Messaging-App verschlüsselt nun auch die Identität des Absenders

Signal, eine beliebte End-to-End-verschlüsselte Messaging-App, plant die Einführung einer neuen Funktion, die die Identität des Absenders vor potenziellen Angreifern verbergen soll, die versuchen, die Kommunikation abzufangen.

Obwohl Nachrichten, die über sichere Messaging-Dienste wie Signal, WhatsApp und Telegram gesendet werden, bei ihrer Übertragung über ihre Server vollständig End-to-End-verschlüsselt sind, hinterlässt jede Nachricht einige Metadaten-Informationen, aus denen hervorgeht, wer die Nachricht an wen gesendet hat.

Die von Signal angekündigte neue Funktion „Sealed Sender“ wird die Menge an Informationen, die dem Unternehmen selbst zur Verfügung stehen, weiter reduzieren.

Sie sollten jedoch beachten, dass Signal niemals Metadaten oder Protokolle von Informationen über seine Benutzer speichert, z. B. wer wann Nachrichten an jemanden sendet. Die neue Funktion würde jedoch die Identität des Absenders schützen, falls die Kommunikation auf irgendeine Weise abgefangen wird.

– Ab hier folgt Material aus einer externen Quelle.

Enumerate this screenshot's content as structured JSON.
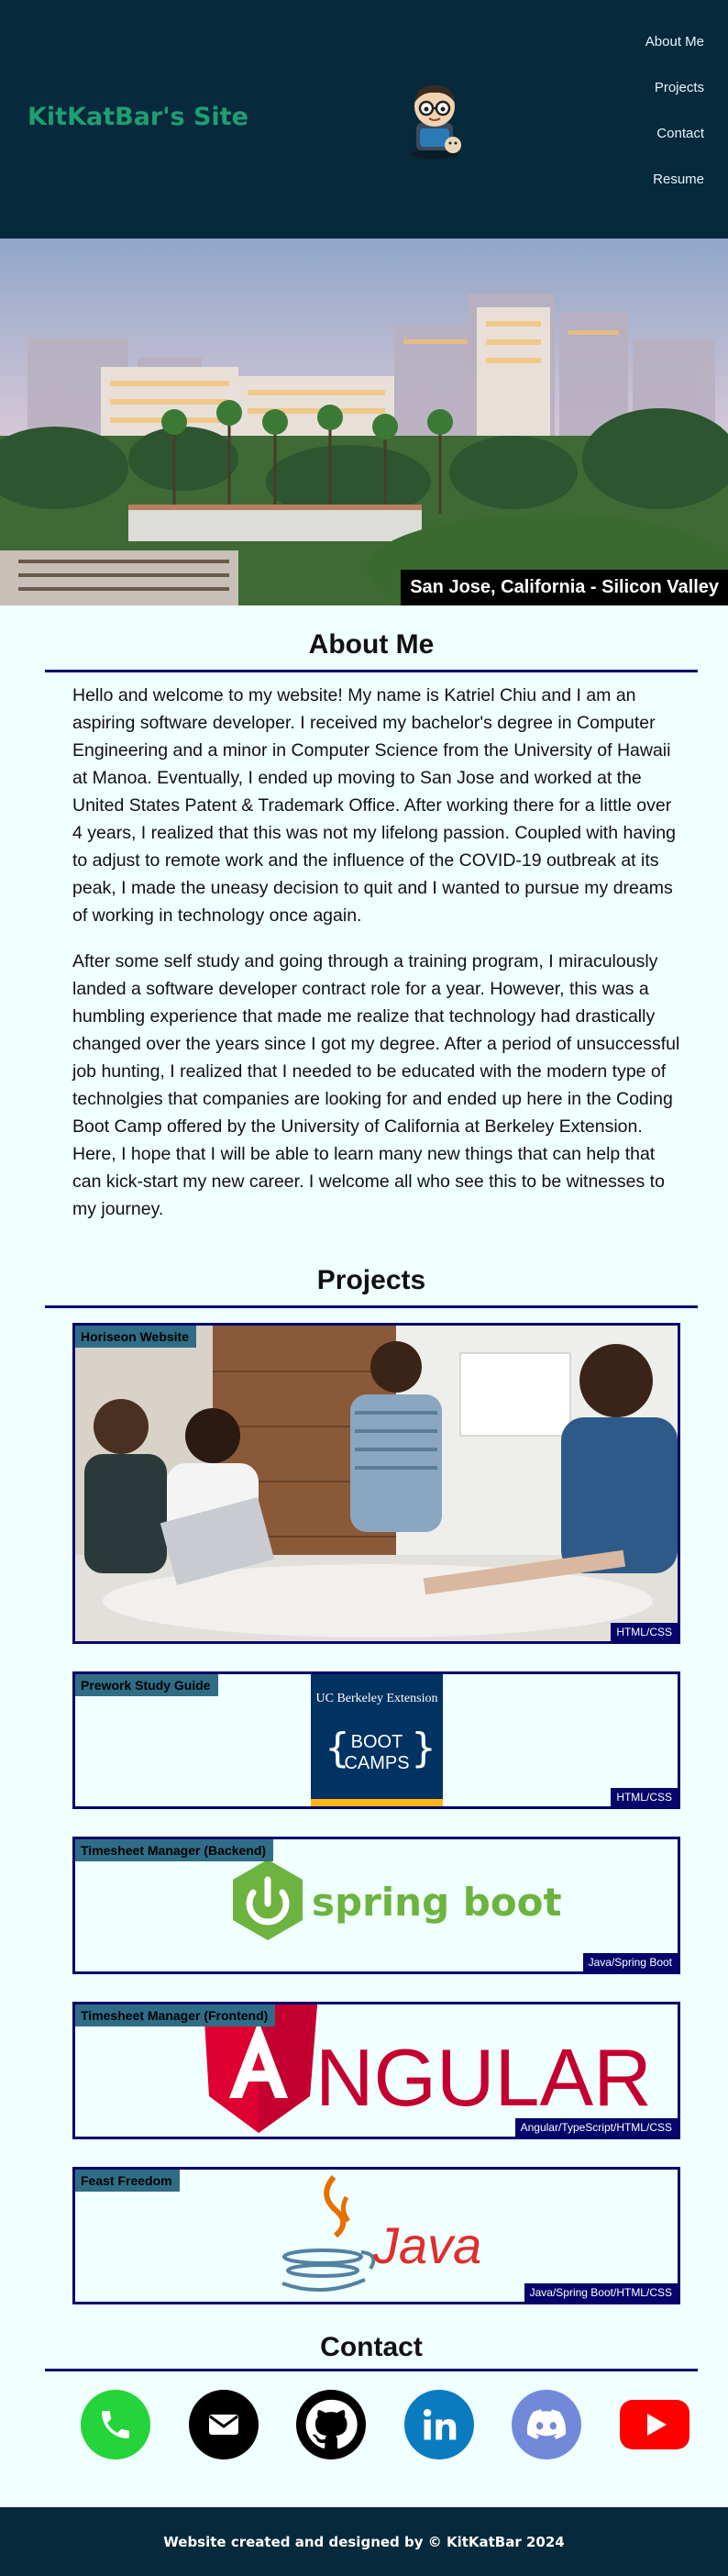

Wie schützt die Verschlüsselung Signals Metadaten?

Einem von Signal am Montag veröffentlichten Blogpost zufolge verwendet die Sealed Sender-Funktion einen verschlüsselten „Umschlag“, der die Identität des Absenders und den Nachrichtentext enthält. Dieser wird vom Empfängers mit seinen eigenen Identitätsschlüsseln entschlüsselt.

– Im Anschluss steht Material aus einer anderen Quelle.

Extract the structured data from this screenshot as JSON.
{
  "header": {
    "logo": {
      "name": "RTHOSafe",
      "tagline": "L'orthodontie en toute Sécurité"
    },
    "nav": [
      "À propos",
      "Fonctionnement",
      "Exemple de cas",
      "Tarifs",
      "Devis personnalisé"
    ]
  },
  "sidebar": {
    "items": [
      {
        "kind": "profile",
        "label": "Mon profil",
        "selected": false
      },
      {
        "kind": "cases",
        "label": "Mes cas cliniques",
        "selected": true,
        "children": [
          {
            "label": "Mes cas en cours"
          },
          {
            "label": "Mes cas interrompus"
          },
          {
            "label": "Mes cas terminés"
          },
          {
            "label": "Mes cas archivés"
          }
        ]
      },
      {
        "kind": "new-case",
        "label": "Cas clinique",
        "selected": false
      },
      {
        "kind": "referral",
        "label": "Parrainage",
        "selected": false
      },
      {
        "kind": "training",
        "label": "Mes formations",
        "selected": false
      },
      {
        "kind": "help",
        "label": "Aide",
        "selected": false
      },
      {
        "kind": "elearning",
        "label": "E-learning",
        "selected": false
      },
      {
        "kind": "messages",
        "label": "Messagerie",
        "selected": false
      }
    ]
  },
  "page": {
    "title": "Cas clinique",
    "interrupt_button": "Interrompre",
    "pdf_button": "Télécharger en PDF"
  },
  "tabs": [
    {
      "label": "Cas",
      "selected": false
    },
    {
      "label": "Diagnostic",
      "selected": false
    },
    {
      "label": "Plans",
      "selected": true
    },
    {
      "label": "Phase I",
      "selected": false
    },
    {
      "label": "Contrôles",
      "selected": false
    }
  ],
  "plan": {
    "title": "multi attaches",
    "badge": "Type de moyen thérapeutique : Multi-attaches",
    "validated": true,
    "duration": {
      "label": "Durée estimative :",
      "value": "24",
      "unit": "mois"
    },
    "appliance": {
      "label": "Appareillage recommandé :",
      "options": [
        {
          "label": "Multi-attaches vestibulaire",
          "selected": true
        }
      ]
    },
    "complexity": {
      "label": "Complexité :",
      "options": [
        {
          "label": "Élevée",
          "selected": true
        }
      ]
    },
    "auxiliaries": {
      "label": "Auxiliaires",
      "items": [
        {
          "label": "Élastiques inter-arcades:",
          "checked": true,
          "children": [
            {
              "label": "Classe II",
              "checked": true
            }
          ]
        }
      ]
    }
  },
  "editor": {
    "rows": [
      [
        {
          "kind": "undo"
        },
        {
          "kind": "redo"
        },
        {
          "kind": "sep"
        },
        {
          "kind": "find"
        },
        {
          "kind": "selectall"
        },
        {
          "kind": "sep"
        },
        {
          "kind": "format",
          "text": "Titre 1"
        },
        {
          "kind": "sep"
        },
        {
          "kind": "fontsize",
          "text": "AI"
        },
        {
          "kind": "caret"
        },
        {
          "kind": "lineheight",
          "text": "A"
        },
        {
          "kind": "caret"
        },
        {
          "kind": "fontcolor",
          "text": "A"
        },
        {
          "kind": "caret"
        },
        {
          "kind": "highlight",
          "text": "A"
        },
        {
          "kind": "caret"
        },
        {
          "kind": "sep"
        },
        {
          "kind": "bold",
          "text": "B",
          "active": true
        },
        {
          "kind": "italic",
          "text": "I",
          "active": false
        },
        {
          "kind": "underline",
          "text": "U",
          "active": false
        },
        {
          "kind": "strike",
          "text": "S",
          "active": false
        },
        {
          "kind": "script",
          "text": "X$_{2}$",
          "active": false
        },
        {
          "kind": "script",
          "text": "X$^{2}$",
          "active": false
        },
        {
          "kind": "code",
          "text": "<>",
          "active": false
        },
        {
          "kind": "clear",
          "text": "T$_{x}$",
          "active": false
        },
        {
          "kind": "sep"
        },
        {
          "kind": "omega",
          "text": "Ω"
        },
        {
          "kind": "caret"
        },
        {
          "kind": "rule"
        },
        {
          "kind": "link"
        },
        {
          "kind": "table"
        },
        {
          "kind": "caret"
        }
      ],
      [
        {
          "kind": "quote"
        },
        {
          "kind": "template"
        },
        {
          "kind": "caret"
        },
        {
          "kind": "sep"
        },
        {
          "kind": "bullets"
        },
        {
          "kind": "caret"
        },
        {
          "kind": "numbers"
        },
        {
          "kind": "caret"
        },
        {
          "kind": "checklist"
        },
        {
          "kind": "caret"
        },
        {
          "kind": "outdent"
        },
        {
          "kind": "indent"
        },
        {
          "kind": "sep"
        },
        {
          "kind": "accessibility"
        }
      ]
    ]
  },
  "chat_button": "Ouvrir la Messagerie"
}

„Während der Dienst immer wissen muss, wo eine Nachricht zugestellt werden soll, sollte er im Idealfall nicht wissen, wer der Absender ist“, sagte Signal-Entwickler Joshua Lund. „Es wäre besser, wenn der Dienst Pakete behandeln könnte, bei denen nur das Ziel außen geschrieben ist, mit einem Leerzeichen, wo die Absenderadresse stehen sollte.“

Der gesamte Prozess kann in den folgenden Schritten zusammengefasst werden:

  • Die App verschlüsselt die Nachricht wie üblich mithilfe des Signal-Protokolls.
  • Das Senderzertifikat und die verschlüsselte Nachricht wird in einem „Umschlag“ eingefügt.
  • Den Umschlag wird mithilfe des Absender- und Empfängeridentitätsschlüssels verschlüsselt.
  • Der verschlüsselte Umschlag wird ohne Authentifizierung zusammen mit dem Übermittlungstoken des Empfängers an den Signal-Server weitergeleitet.
  • Der Empfänger der Nachricht kann dann den Umschlag entschlüsseln, indem er den Identitätsschlüssel eingibt, um den Absender der Nachricht zu erfahren.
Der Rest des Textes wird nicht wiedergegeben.